I recently attended my 4th regional spelling bee – the one in which the winner travels to Washington, DC to compete in the Scripps National Spelling Bee. Some thoughts on reading came to me this year as I watched the students compete, spelling everything from raj to Baedeker. It occurred to me how much reading and cultural factors affect a student’s chances to succeed. Of course, each student receives a study guide, but few have a chance to remember the many thousands of unusual words on the list. The official list, contains words of Latin, Arabic, Asian, French, Slavic, Japanese, Greek, Old English, New World, Italian, Spanish, and Dutch origin, as well as eponyms (words named after individuals).
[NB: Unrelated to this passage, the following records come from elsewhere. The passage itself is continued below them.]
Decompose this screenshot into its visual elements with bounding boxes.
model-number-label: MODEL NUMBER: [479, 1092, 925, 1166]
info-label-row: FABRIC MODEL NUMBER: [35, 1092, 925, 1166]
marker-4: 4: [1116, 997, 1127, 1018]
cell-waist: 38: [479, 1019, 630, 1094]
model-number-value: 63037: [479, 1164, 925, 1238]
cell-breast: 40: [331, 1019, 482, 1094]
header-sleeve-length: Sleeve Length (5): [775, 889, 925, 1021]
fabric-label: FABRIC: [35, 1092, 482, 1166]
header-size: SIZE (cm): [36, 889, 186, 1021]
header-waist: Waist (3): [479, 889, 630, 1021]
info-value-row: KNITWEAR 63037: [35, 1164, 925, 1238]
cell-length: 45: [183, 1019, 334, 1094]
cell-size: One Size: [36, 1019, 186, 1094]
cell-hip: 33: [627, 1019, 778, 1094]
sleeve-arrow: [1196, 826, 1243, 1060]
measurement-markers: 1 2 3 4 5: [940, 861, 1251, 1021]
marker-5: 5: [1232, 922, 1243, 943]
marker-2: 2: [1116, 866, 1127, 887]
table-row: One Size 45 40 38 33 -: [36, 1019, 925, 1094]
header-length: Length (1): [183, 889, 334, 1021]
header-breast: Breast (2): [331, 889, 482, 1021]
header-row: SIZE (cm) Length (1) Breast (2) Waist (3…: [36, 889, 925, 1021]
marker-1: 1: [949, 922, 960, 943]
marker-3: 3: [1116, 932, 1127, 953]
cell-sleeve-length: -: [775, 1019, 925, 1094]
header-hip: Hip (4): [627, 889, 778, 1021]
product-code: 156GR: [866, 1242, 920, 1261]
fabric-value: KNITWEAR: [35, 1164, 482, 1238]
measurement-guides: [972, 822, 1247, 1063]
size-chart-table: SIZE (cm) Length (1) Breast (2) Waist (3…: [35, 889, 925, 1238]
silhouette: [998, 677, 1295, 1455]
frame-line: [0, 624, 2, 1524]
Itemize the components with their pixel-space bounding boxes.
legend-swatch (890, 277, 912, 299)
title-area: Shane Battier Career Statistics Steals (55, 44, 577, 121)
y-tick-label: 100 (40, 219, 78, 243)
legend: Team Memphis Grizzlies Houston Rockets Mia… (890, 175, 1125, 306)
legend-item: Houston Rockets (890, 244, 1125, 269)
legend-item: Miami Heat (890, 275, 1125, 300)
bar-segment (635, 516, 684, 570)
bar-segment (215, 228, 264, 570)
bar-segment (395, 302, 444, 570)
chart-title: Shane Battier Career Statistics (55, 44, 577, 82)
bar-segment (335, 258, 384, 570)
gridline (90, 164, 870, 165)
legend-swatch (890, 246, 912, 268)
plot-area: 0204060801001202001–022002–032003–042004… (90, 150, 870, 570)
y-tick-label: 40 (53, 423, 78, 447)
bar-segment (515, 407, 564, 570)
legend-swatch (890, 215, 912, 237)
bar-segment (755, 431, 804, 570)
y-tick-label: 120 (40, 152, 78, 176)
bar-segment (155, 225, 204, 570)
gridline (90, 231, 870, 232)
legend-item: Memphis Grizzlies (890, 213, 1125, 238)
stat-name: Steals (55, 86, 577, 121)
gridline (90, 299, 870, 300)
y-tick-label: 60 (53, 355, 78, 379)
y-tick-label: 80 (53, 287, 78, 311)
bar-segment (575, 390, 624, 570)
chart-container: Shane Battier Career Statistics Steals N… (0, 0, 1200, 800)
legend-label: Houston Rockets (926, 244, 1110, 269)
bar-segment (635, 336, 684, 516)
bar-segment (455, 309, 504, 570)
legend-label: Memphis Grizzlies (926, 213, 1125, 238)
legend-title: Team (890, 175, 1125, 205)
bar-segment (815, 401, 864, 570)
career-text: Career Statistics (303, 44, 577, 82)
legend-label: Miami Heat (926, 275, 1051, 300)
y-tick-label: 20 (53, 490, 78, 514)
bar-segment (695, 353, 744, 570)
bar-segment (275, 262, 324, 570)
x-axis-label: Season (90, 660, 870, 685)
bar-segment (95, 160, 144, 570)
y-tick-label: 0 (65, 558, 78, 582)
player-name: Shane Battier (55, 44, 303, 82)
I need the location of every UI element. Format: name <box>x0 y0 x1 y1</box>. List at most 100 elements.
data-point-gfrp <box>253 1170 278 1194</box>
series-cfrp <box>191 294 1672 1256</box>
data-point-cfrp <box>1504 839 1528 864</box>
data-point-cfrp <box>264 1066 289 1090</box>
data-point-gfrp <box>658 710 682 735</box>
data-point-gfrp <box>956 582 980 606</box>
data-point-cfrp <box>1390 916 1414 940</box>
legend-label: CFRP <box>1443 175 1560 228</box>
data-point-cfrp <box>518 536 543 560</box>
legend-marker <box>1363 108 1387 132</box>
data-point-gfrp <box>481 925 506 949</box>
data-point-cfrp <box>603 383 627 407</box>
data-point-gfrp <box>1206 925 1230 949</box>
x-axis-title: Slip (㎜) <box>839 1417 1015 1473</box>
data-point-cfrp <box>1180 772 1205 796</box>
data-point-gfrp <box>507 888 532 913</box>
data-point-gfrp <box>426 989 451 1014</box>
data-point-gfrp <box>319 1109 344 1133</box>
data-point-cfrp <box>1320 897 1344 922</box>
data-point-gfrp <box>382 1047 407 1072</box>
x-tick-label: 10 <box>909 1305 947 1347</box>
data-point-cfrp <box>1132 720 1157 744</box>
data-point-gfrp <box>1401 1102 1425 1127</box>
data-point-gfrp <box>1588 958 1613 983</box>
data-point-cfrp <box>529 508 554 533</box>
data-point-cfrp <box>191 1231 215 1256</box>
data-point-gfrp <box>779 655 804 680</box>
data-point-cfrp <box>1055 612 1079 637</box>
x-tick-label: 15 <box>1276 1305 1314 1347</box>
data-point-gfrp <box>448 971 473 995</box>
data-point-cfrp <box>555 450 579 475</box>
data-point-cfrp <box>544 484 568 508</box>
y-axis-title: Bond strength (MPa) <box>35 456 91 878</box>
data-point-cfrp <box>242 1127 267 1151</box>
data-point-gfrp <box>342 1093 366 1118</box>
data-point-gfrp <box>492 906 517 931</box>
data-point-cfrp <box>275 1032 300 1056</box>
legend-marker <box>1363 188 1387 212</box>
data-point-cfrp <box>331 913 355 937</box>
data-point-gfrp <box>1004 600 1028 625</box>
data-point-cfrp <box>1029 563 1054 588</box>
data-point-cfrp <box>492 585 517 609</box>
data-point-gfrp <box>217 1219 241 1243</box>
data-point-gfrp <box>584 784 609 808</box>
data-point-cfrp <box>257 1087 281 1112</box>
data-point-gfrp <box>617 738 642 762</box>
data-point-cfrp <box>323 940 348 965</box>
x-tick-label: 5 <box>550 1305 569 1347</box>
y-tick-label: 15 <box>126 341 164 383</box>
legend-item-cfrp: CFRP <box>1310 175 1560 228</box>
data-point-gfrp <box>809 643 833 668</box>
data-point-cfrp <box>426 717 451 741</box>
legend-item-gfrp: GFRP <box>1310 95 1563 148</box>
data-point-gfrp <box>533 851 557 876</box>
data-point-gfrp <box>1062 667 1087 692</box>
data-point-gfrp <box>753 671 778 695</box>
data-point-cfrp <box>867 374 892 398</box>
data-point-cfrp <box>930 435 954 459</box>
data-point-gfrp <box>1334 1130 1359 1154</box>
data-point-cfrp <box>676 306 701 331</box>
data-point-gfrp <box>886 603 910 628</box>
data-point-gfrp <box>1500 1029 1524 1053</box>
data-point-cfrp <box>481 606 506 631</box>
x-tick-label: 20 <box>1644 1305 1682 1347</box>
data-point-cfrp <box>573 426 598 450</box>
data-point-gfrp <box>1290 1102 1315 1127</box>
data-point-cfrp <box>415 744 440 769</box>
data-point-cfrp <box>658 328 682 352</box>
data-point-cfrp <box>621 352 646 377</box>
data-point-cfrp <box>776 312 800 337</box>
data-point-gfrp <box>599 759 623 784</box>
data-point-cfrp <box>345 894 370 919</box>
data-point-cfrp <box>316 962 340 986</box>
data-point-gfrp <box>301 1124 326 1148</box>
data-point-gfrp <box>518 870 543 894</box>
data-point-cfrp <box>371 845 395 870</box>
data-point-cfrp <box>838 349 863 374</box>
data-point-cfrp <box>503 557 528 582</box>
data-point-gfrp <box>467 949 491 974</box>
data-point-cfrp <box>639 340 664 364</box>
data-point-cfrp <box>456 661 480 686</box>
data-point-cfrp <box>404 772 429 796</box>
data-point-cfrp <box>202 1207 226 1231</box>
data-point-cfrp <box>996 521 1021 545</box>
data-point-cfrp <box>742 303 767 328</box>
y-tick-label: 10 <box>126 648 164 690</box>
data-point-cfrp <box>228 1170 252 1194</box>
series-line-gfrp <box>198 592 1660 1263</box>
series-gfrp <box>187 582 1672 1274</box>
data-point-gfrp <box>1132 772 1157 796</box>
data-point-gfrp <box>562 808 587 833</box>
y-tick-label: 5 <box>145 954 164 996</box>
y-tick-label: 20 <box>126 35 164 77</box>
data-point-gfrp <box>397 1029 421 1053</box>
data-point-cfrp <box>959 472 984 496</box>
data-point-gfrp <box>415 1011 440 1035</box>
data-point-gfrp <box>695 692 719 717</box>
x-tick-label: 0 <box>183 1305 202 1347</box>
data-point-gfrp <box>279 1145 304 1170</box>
I watched as an Asian speller rushed through tatami without the slightest hesitation, while a young Caucasian girl struggled with the word sombrero. An urban boy was stumped by forsythia, while another Asian speller easily spelled raj. My own daughter had no need to study bezoar (she knew it from the Harry Potter books) and ersatz (thanks, Lemony Snicket), but was stumped by sorghum, a grain originally from Africa. While we may be good cooks and often use molasses, our molasses is known only by its brand name rather than its source. If only she were a fan of historical fiction! ;-)
My point is, in spelling and reading, as in life, we are all limited by our cultural context; the more we can do to expand it, the wiser we will be.